Distributed Software Engineer

Cerebras · Semiconductors · Headquarters +2 · Software

The role is for a Distributed Software Engineer at Cerebras, a company that builds large AI chips and supercomputers. The engineer will be responsible for automating bare-metal configuration, developing push-button workflows for cluster management, and building an orchestration and scheduler system for resource allocation in a multi-user environment.
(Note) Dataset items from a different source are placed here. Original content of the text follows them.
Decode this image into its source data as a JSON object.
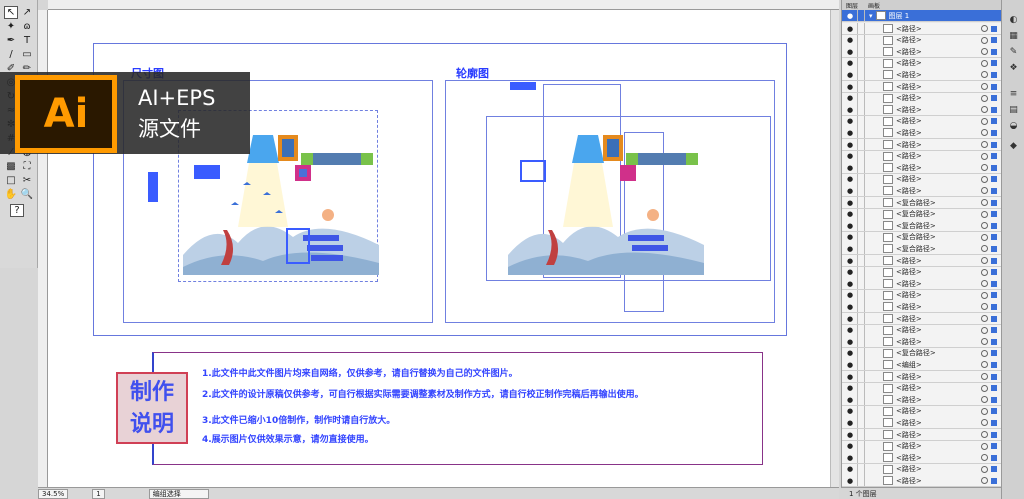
{
  "toolbox": {
    "tools": [
      "select-tool",
      "direct-select-tool",
      "magic-wand-tool",
      "lasso-tool",
      "pen-tool",
      "type-tool",
      "line-tool",
      "rectangle-tool",
      "brush-tool",
      "pencil-tool",
      "blob-brush-tool",
      "eraser-tool",
      "rotate-tool",
      "scale-tool",
      "warp-tool",
      "free-transform-tool",
      "symbol-sprayer-tool",
      "column-graph-tool",
      "mesh-tool",
      "gradient-tool",
      "eyedropper-tool",
      "blend-tool",
      "live-paint-tool",
      "live-paint-select-tool",
      "artboard-tool",
      "slice-tool",
      "hand-tool",
      "zoom-tool"
    ],
    "help_glyph": "?"
  },
  "badge": {
    "logo_text": "Ai",
    "line1": "AI+EPS",
    "line2": "源文件"
  },
  "canvas": {
    "left_panel_label": "尺寸图",
    "right_panel_label": "轮廓图",
    "instructions": {
      "seal_line1": "制作",
      "seal_line2": "说明",
      "lines": [
        "1.此文件中此文件图片均来自网络，仅供参考，请自行替换为自己的文件图片。",
        "2.此文件的设计原稿仅供参考，可自行根据实际需要调整素材及制作方式，请自行校正制作完稿后再输出使用。",
        "3.此文件已缩小10倍制作，制作时请自行放大。",
        "4.展示图片仅供效果示意，请勿直接使用。"
      ]
    }
  },
  "layers": {
    "tabs": [
      "图层",
      "画板"
    ],
    "top_layer": "图层 1",
    "rows": [
      "<路径>",
      "<路径>",
      "<路径>",
      "<路径>",
      "<路径>",
      "<路径>",
      "<路径>",
      "<路径>",
      "<路径>",
      "<路径>",
      "<路径>",
      "<路径>",
      "<路径>",
      "<路径>",
      "<路径>",
      "<复合路径>",
      "<复合路径>",
      "<复合路径>",
      "<复合路径>",
      "<复合路径>",
      "<路径>",
      "<路径>",
      "<路径>",
      "<路径>",
      "<路径>",
      "<路径>",
      "<路径>",
      "<路径>",
      "<复合路径>",
      "<编组>",
      "<路径>",
      "<路径>",
      "<路径>",
      "<路径>",
      "<路径>",
      "<路径>",
      "<路径>",
      "<路径>",
      "<路径>",
      "<路径>"
    ],
    "footer": "1 个图层"
  },
  "status": {
    "zoom": "34.5%",
    "page": "1",
    "mode": "编组选择"
  },
  "colors": {
    "accent": "#2a3cff",
    "ai_orange": "#ff9a00",
    "seal_red": "#d04055",
    "selection": "#3a6fd8"
  }
}
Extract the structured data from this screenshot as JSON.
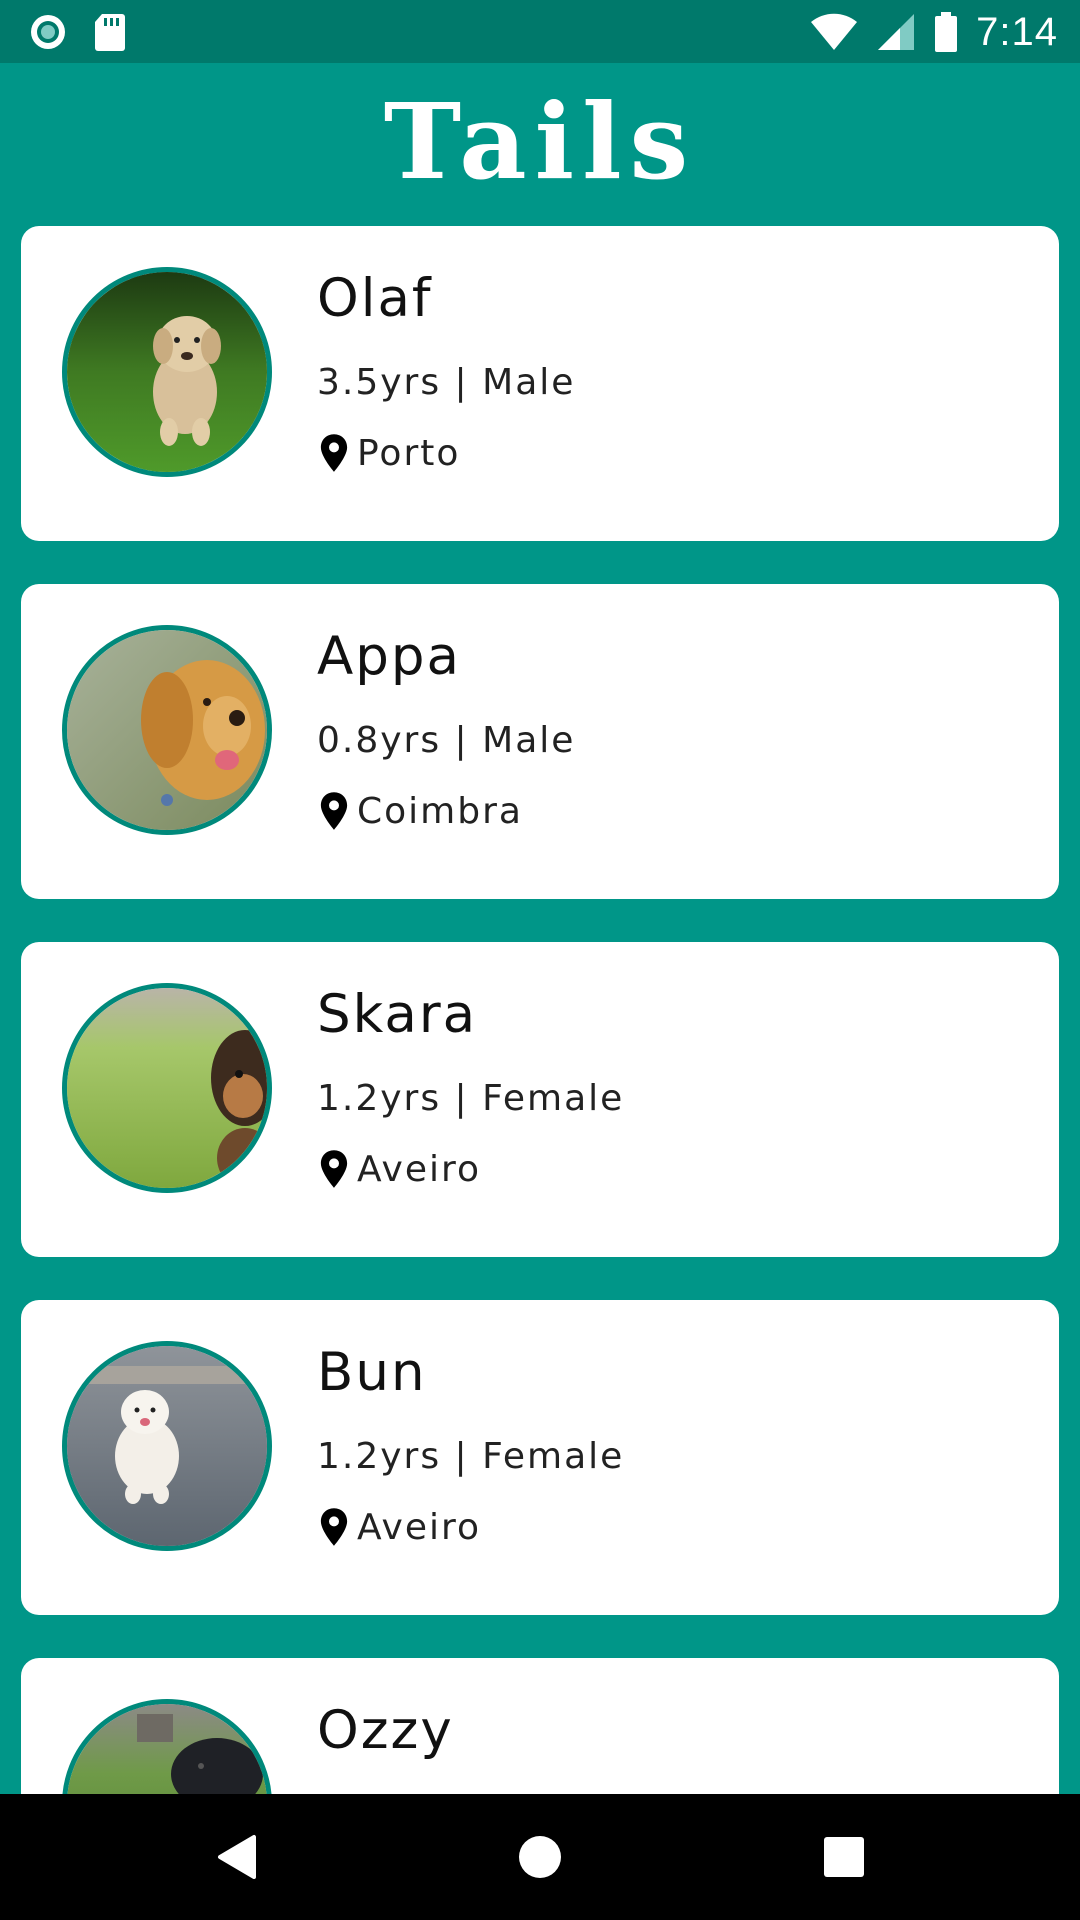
{
  "status_bar": {
    "time": "7:14",
    "left_icons": [
      "record-icon",
      "sd-card-icon"
    ],
    "right_icons": [
      "wifi-icon",
      "cell-signal-icon",
      "battery-icon"
    ]
  },
  "app": {
    "title": "Tails"
  },
  "pets": [
    {
      "name": "Olaf",
      "details": "3.5yrs | Male",
      "location": "Porto",
      "photo": "yellow-lab-puppy-on-grass"
    },
    {
      "name": "Appa",
      "details": "0.8yrs | Male",
      "location": "Coimbra",
      "photo": "golden-retriever-puppy"
    },
    {
      "name": "Skara",
      "details": "1.2yrs | Female",
      "location": "Aveiro",
      "photo": "german-shepherd-puppy-on-grass"
    },
    {
      "name": "Bun",
      "details": "1.2yrs | Female",
      "location": "Aveiro",
      "photo": "white-samoyed-puppy-on-pavement"
    },
    {
      "name": "Ozzy",
      "details": "",
      "location": "",
      "photo": "black-puppy-on-grass"
    }
  ],
  "nav": {
    "buttons": [
      "back-icon",
      "home-icon",
      "recents-icon"
    ]
  },
  "colors": {
    "primary": "#009688",
    "primary_dark": "#00796B",
    "avatar_border": "#00897B",
    "card": "#ffffff"
  }
}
The role also involves supporting both on-premise and cloud deployments, implementing robust monitoring and failure handling systems, and developing user and administrator facing tools for cluster management.

What you'd actually do

  1. Automate bare-metal configuration of networking, OS, and application software in large clusters of Cerebras WSE, servers, and switches.
  2. Additional push button workflows for cluster upgrades, downgrades, and security patching with key metrics to minimize downtime on clusters.
  3. An orchestration and scheduler system for resource allocation, job submission C placements for a multi-user environment on a cluster.
  4. Seamless support for both on-premise and cloud mode deployment and operations.
  5. A robust system for monitoring, detecting and handling failures for a variety of resources on the clusters (including High Availability of clusters).

Skills

Required

  • software architecture
  • system design
  • distributed cluster development
  • Kubernetes (K8s) software ecosystem
  • Prometheus
  • Grafana
  • GoLang
  • Python
  • bash
  • debugging distributed systems
  • test development

What the JD emphasized

  • Strong track record of software architecture, system design and development.
  • Strong track record of development in distributed cluster.
  • Strong understanding of Kubernetes (K8s) software ecosystem, Prometheus and Grafana.
  • Strong development skills in GoLang, Python, bash.
  • Strong debugging skills with distributed systems.
  • Strong skill to develop tests for the new features and regress old features.